Mischa Pearlman 2012-03-09
Thankfully, Jonathan Richman and Lou Reed are still with us and making music, so it’s inappropriate to talk about them as if they aren’t. That said, Chuck Prophet appears to be their natural successor (he’s even worked as a session musician for Richman). Though from San Francisco rather than New York, his songs are delivered with the same kind of relaxed drawl and are full of stories about the city that he lives in and the colourful characters that inhabit it.
Temple Beautiful is Prophet’s 12th studio album, not counting his work with psychedelic troupe Green on Red, and it delivers 12 gritty but soulful tracks full of philosophical musings, emotional outpouring and incisive metaphors. On one hand, it’s raw and stripped down, but on the other it’s expertly crafted – the sound of streets thousands of miles away brought into your living room, with all the lives that traverse along them.
Castro Halloween addresses that very American holiday with a twinge of pained regret overlying the gentle rock’n’roll chug of the tune, while Willie Mays Is Up At Bat – again, another very American reference – sees Prophet tell a tale of various characters as life continues on around them. It’s that ability – to zoom in on specific people while also presenting an overview of their surroundings – that adds to the similarity Prophet shares with Reed and Richman.
Museum of Broken Hearts, as its title suggests, is a slow, sad lament for love gone wrong which collects people from across centuries – "There’s a caveman, a soccer mom, a prison guard, a whore, there’s a virgin bride on her wedding day," Prophet croons, before revealing the universal truth that, "nobody is ever turned away".

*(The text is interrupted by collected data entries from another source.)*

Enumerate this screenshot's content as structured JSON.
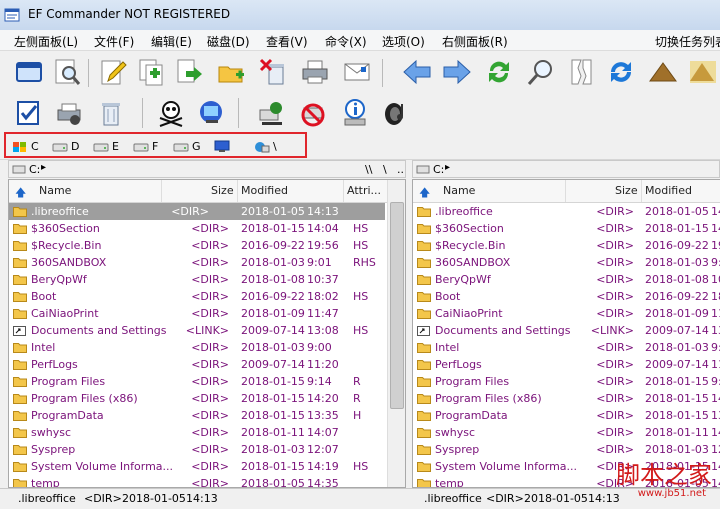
{
  "window": {
    "title": "EF Commander NOT REGISTERED"
  },
  "menu": [
    "左侧面板(L)",
    "文件(F)",
    "编辑(E)",
    "磁盘(D)",
    "查看(V)",
    "命令(X)",
    "选项(O)",
    "右侧面板(R)",
    "切换任务列表"
  ],
  "drives": [
    "C",
    "D",
    "E",
    "F",
    "G",
    "",
    "\\"
  ],
  "left": {
    "path": "C:",
    "nav": [
      "\\\\",
      "\\",
      ".."
    ],
    "columns": [
      "Name",
      "Size",
      "Modified",
      "Attri..."
    ],
    "rows": [
      {
        "name": ".libreoffice",
        "size": "<DIR>",
        "date": "2018-01-05",
        "time": "14:13",
        "attr": "",
        "selected": true
      },
      {
        "name": "$360Section",
        "size": "<DIR>",
        "date": "2018-01-15",
        "time": "14:04",
        "attr": "HS"
      },
      {
        "name": "$Recycle.Bin",
        "size": "<DIR>",
        "date": "2016-09-22",
        "time": "19:56",
        "attr": "HS"
      },
      {
        "name": "360SANDBOX",
        "size": "<DIR>",
        "date": "2018-01-03",
        "time": "9:01",
        "attr": "RHS"
      },
      {
        "name": "BeryQpWf",
        "size": "<DIR>",
        "date": "2018-01-08",
        "time": "10:37",
        "attr": ""
      },
      {
        "name": "Boot",
        "size": "<DIR>",
        "date": "2016-09-22",
        "time": "18:02",
        "attr": "HS"
      },
      {
        "name": "CaiNiaoPrint",
        "size": "<DIR>",
        "date": "2018-01-09",
        "time": "11:47",
        "attr": ""
      },
      {
        "name": "Documents and Settings",
        "size": "<LINK>",
        "date": "2009-07-14",
        "time": "13:08",
        "attr": "HS"
      },
      {
        "name": "Intel",
        "size": "<DIR>",
        "date": "2018-01-03",
        "time": "9:00",
        "attr": ""
      },
      {
        "name": "PerfLogs",
        "size": "<DIR>",
        "date": "2009-07-14",
        "time": "11:20",
        "attr": ""
      },
      {
        "name": "Program Files",
        "size": "<DIR>",
        "date": "2018-01-15",
        "time": "9:14",
        "attr": "R"
      },
      {
        "name": "Program Files (x86)",
        "size": "<DIR>",
        "date": "2018-01-15",
        "time": "14:20",
        "attr": "R"
      },
      {
        "name": "ProgramData",
        "size": "<DIR>",
        "date": "2018-01-15",
        "time": "13:35",
        "attr": "H"
      },
      {
        "name": "swhysc",
        "size": "<DIR>",
        "date": "2018-01-11",
        "time": "14:07",
        "attr": ""
      },
      {
        "name": "Sysprep",
        "size": "<DIR>",
        "date": "2018-01-03",
        "time": "12:07",
        "attr": ""
      },
      {
        "name": "System Volume Informa...",
        "size": "<DIR>",
        "date": "2018-01-15",
        "time": "14:19",
        "attr": "HS"
      },
      {
        "name": "temp",
        "size": "<DIR>",
        "date": "2018-01-05",
        "time": "14:35",
        "attr": ""
      }
    ]
  },
  "right": {
    "path": "C:",
    "columns": [
      "Name",
      "Size",
      "Modified"
    ],
    "rows": [
      {
        "name": ".libreoffice",
        "size": "<DIR>",
        "date": "2018-01-05",
        "time": "14"
      },
      {
        "name": "$360Section",
        "size": "<DIR>",
        "date": "2018-01-15",
        "time": "14"
      },
      {
        "name": "$Recycle.Bin",
        "size": "<DIR>",
        "date": "2016-09-22",
        "time": "19"
      },
      {
        "name": "360SANDBOX",
        "size": "<DIR>",
        "date": "2018-01-03",
        "time": "9:0"
      },
      {
        "name": "BeryQpWf",
        "size": "<DIR>",
        "date": "2018-01-08",
        "time": "10"
      },
      {
        "name": "Boot",
        "size": "<DIR>",
        "date": "2016-09-22",
        "time": "18"
      },
      {
        "name": "CaiNiaoPrint",
        "size": "<DIR>",
        "date": "2018-01-09",
        "time": "11"
      },
      {
        "name": "Documents and Settings",
        "size": "<LINK>",
        "date": "2009-07-14",
        "time": "13"
      },
      {
        "name": "Intel",
        "size": "<DIR>",
        "date": "2018-01-03",
        "time": "9:0"
      },
      {
        "name": "PerfLogs",
        "size": "<DIR>",
        "date": "2009-07-14",
        "time": "11"
      },
      {
        "name": "Program Files",
        "size": "<DIR>",
        "date": "2018-01-15",
        "time": "9:1"
      },
      {
        "name": "Program Files (x86)",
        "size": "<DIR>",
        "date": "2018-01-15",
        "time": "14"
      },
      {
        "name": "ProgramData",
        "size": "<DIR>",
        "date": "2018-01-15",
        "time": "13"
      },
      {
        "name": "swhysc",
        "size": "<DIR>",
        "date": "2018-01-11",
        "time": "14"
      },
      {
        "name": "Sysprep",
        "size": "<DIR>",
        "date": "2018-01-03",
        "time": "12"
      },
      {
        "name": "System Volume Informa...",
        "size": "<DIR>",
        "date": "2018-01-15",
        "time": "14"
      },
      {
        "name": "temp",
        "size": "<DIR>",
        "date": "2018-01-05",
        "time": "14"
      }
    ]
  },
  "status": {
    "left": {
      "name": ".libreoffice",
      "size": "<DIR>",
      "date": "2018-01-05",
      "time": "14:13"
    },
    "right": {
      "name": ".libreoffice",
      "size": "<DIR>",
      "date": "2018-01-05",
      "time": "14:13"
    }
  },
  "watermark": {
    "text": "脚本之家",
    "url": "www.jb51.net"
  },
  "colors": {
    "purple": "#7a127a",
    "highlight": "#e0262c",
    "selection": "#9e9e9e"
  }
}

As R.E.M. once noted, everybody hurts sometimes. Prophet's tone is not saccharine, however, but realistic – an ordinary idea expressed through poetic imagery to powerful effect. And that, really, is the heart of Temple Beautiful – it’s a collection of narratives and emotions and people all coexisting and revealed through Prophet’s idiosyncratic style. It’s something that Richman and Reed have been kings of doing for years. Perhaps it’s time to add another throne next to them.